Similar to Tom Clancy’s Splinter Cell: Conviction, players can fill up 47’s instinct meter by performing successful actions like silent takedowns or capping baddies. Once the meter is filled, just like Sam Fisher or Red Dead Redemption’s John Marston, you can trigger a super slow-mo sequence where you can tag enemies and/or flammable objects and then unleash a series of shots with perfect accuracy. Some might say these tactics are cheap, but, as the IO devs explained to us, 47 is the world’s greatest assassin, and these abilities are simply a way to translate those nearly superhuman skills into gameplay.
Another major presentation element that IO is particularly proud of is the game’s use of dynamic music. Instead of cueing scene-specific music to trigger at predetermined times, the music in Absolution, whether it be high pitched vibrato violins accompanied by a soft heartbeat or a fully orchestrated action theme, is determined by the player’s actions. As you’d expect, the score for our silent playthrough was entirely different than the score that played out during our action playthrough, and yet they both felt perfectly suited to what we were watching play out on screen.

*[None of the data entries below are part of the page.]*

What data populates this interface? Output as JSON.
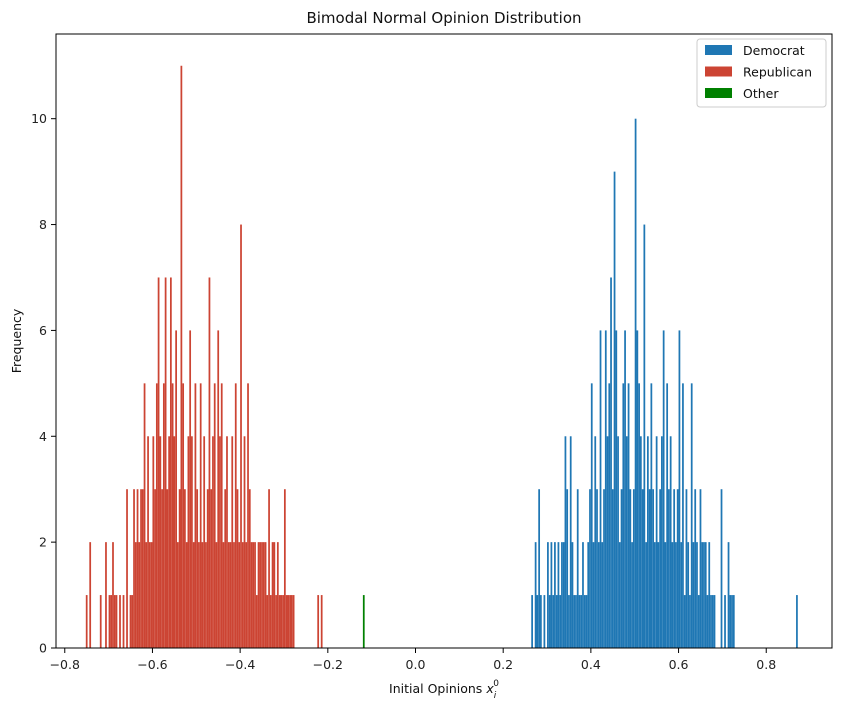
{
  "chart_data": {
    "type": "bar",
    "title": "Bimodal Normal Opinion Distribution",
    "xlabel": "Initial Opinions",
    "xlabel_math_base": "x",
    "xlabel_math_sub": "i",
    "xlabel_math_sup": "0",
    "ylabel": "Frequency",
    "xlim": [
      -0.82,
      0.95
    ],
    "ylim": [
      0,
      11.6
    ],
    "xticks": [
      -0.8,
      -0.6,
      -0.4,
      -0.2,
      0.0,
      0.2,
      0.4,
      0.6,
      0.8
    ],
    "xtick_labels": [
      "−0.8",
      "−0.6",
      "−0.4",
      "−0.2",
      "0.0",
      "0.2",
      "0.4",
      "0.6",
      "0.8"
    ],
    "yticks": [
      0,
      2,
      4,
      6,
      8,
      10
    ],
    "ytick_labels": [
      "0",
      "2",
      "4",
      "6",
      "8",
      "10"
    ],
    "legend_position": "top-right",
    "bin_width": 0.004,
    "series": [
      {
        "name": "Democrat",
        "color": "#1f77b4",
        "x": [
          0.266,
          0.274,
          0.278,
          0.282,
          0.286,
          0.294,
          0.302,
          0.306,
          0.31,
          0.314,
          0.318,
          0.322,
          0.326,
          0.33,
          0.334,
          0.338,
          0.342,
          0.346,
          0.35,
          0.354,
          0.358,
          0.362,
          0.366,
          0.37,
          0.374,
          0.378,
          0.382,
          0.386,
          0.39,
          0.394,
          0.398,
          0.402,
          0.406,
          0.41,
          0.414,
          0.418,
          0.422,
          0.426,
          0.43,
          0.434,
          0.438,
          0.442,
          0.446,
          0.45,
          0.454,
          0.458,
          0.462,
          0.466,
          0.47,
          0.474,
          0.478,
          0.482,
          0.486,
          0.49,
          0.494,
          0.498,
          0.502,
          0.506,
          0.51,
          0.514,
          0.518,
          0.522,
          0.526,
          0.53,
          0.534,
          0.538,
          0.542,
          0.546,
          0.55,
          0.554,
          0.558,
          0.562,
          0.566,
          0.57,
          0.574,
          0.578,
          0.582,
          0.586,
          0.59,
          0.594,
          0.598,
          0.602,
          0.606,
          0.61,
          0.614,
          0.618,
          0.622,
          0.626,
          0.63,
          0.634,
          0.638,
          0.642,
          0.646,
          0.65,
          0.654,
          0.658,
          0.662,
          0.666,
          0.67,
          0.674,
          0.678,
          0.682,
          0.698,
          0.706,
          0.714,
          0.718,
          0.722,
          0.726,
          0.87
        ],
        "values": [
          1,
          2,
          1,
          3,
          1,
          1,
          2,
          1,
          2,
          1,
          2,
          1,
          2,
          1,
          2,
          2,
          4,
          3,
          1,
          4,
          2,
          1,
          1,
          3,
          1,
          1,
          2,
          1,
          1,
          2,
          3,
          5,
          2,
          4,
          3,
          2,
          6,
          2,
          3,
          6,
          4,
          5,
          7,
          3,
          9,
          6,
          4,
          2,
          3,
          5,
          6,
          4,
          5,
          3,
          2,
          3,
          10,
          6,
          5,
          4,
          3,
          8,
          2,
          4,
          3,
          5,
          3,
          2,
          4,
          2,
          3,
          4,
          6,
          2,
          5,
          3,
          4,
          2,
          3,
          2,
          3,
          6,
          2,
          5,
          1,
          3,
          2,
          1,
          5,
          2,
          3,
          2,
          1,
          3,
          2,
          2,
          2,
          1,
          2,
          1,
          1,
          1,
          3,
          1,
          2,
          1,
          1,
          1,
          1
        ]
      },
      {
        "name": "Republican",
        "color": "#cc4433",
        "x": [
          -0.75,
          -0.742,
          -0.718,
          -0.706,
          -0.698,
          -0.694,
          -0.69,
          -0.686,
          -0.682,
          -0.674,
          -0.666,
          -0.658,
          -0.65,
          -0.646,
          -0.642,
          -0.638,
          -0.634,
          -0.63,
          -0.626,
          -0.622,
          -0.618,
          -0.614,
          -0.61,
          -0.606,
          -0.602,
          -0.598,
          -0.594,
          -0.59,
          -0.586,
          -0.582,
          -0.578,
          -0.574,
          -0.57,
          -0.566,
          -0.562,
          -0.558,
          -0.554,
          -0.55,
          -0.546,
          -0.542,
          -0.538,
          -0.534,
          -0.53,
          -0.526,
          -0.522,
          -0.518,
          -0.514,
          -0.51,
          -0.506,
          -0.502,
          -0.498,
          -0.494,
          -0.49,
          -0.486,
          -0.482,
          -0.478,
          -0.474,
          -0.47,
          -0.466,
          -0.462,
          -0.458,
          -0.454,
          -0.45,
          -0.446,
          -0.442,
          -0.438,
          -0.434,
          -0.43,
          -0.426,
          -0.422,
          -0.418,
          -0.414,
          -0.41,
          -0.406,
          -0.402,
          -0.398,
          -0.394,
          -0.39,
          -0.386,
          -0.382,
          -0.378,
          -0.374,
          -0.37,
          -0.366,
          -0.362,
          -0.358,
          -0.354,
          -0.35,
          -0.346,
          -0.342,
          -0.338,
          -0.334,
          -0.33,
          -0.326,
          -0.322,
          -0.318,
          -0.314,
          -0.31,
          -0.306,
          -0.302,
          -0.298,
          -0.294,
          -0.29,
          -0.286,
          -0.282,
          -0.278,
          -0.222,
          -0.214
        ],
        "values": [
          1,
          2,
          1,
          2,
          1,
          1,
          2,
          1,
          1,
          1,
          1,
          3,
          1,
          1,
          3,
          2,
          3,
          2,
          3,
          3,
          5,
          2,
          4,
          2,
          2,
          4,
          3,
          5,
          7,
          4,
          3,
          5,
          7,
          3,
          4,
          7,
          5,
          4,
          6,
          2,
          3,
          11,
          5,
          3,
          2,
          4,
          6,
          4,
          2,
          5,
          3,
          2,
          5,
          2,
          4,
          2,
          3,
          7,
          3,
          4,
          5,
          2,
          6,
          4,
          5,
          2,
          3,
          4,
          2,
          2,
          4,
          2,
          5,
          3,
          2,
          8,
          2,
          4,
          2,
          5,
          3,
          2,
          2,
          2,
          1,
          2,
          2,
          2,
          2,
          2,
          1,
          3,
          1,
          2,
          2,
          1,
          2,
          1,
          1,
          1,
          3,
          1,
          1,
          1,
          1,
          1,
          1,
          1
        ]
      },
      {
        "name": "Other",
        "color": "#008000",
        "x": [
          -0.118
        ],
        "values": [
          1
        ]
      }
    ]
  }
}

It’s just another of the countless ways IO is ensuring that players are able to have a wholly unique experience from one beat to the next.
The rest of the level played out in classic Hitman fashion. We watched as 47 slyly moved from cover to cover, knocking a guy out with a crucifix to the head here, choking a dude out and then stashing his body in a kid’s plastic ball pit there. The level ended with 47 donning the outfit of a freshly murdered thug, and doing his trademark hiding in plain sight routine.
Moving into a room filled with enemies, 47 approached a stand filled with anti-violent videogame pamphlets and pretended to read them as a way to stay in cover until a patrolling goon had safely passed by. Having avoided raising suspicion, 47 was then able to locate a nearby elevator and exit the orphanage undetected. Despite his impressive disappearing act, the IO dev running the demo didn’t earn the coveted Silent Assassin distinction, as it requires specific actions be taken during a mission (i.e. removing evidence, kill only targets, etc.), and our demo time was limited.
Unsurprisingly, running through the same level with guns blazing resulted in several key differences to the overall situation. For one, it gave us a chance to see some of 47’s gorgeous and brutal combat animations (the running up behind a dude and quickly putting two bullets into his back and catching him before he hits the ground was a personal favorite). There were points where the gunplay looked a bit stiff, especially when the shotgun was equipped, but that could easily be a polishing issue. For the most part, the action played out with a striking crispness that made the shootouts look and sound particularly intense. I would imagine most Hitman fans will favor the silent approach, but it appears there will be plenty of enjoyable benefits to letting the lead fly as well.
Having witnessed just a fraction of what lies in store for Agent 47 in his latest and most dangerous mission yet, it’s clear that IO Interactive is pulling out all the stops and aiming to make Hitman: Absolution one of 2012’s standout titles, not an enviable task given the crop of games in the pipeline. But if what we’ve seen thus far is any indication, Absolution could very well strike from the shadows with serious force when it finally emerges later this year.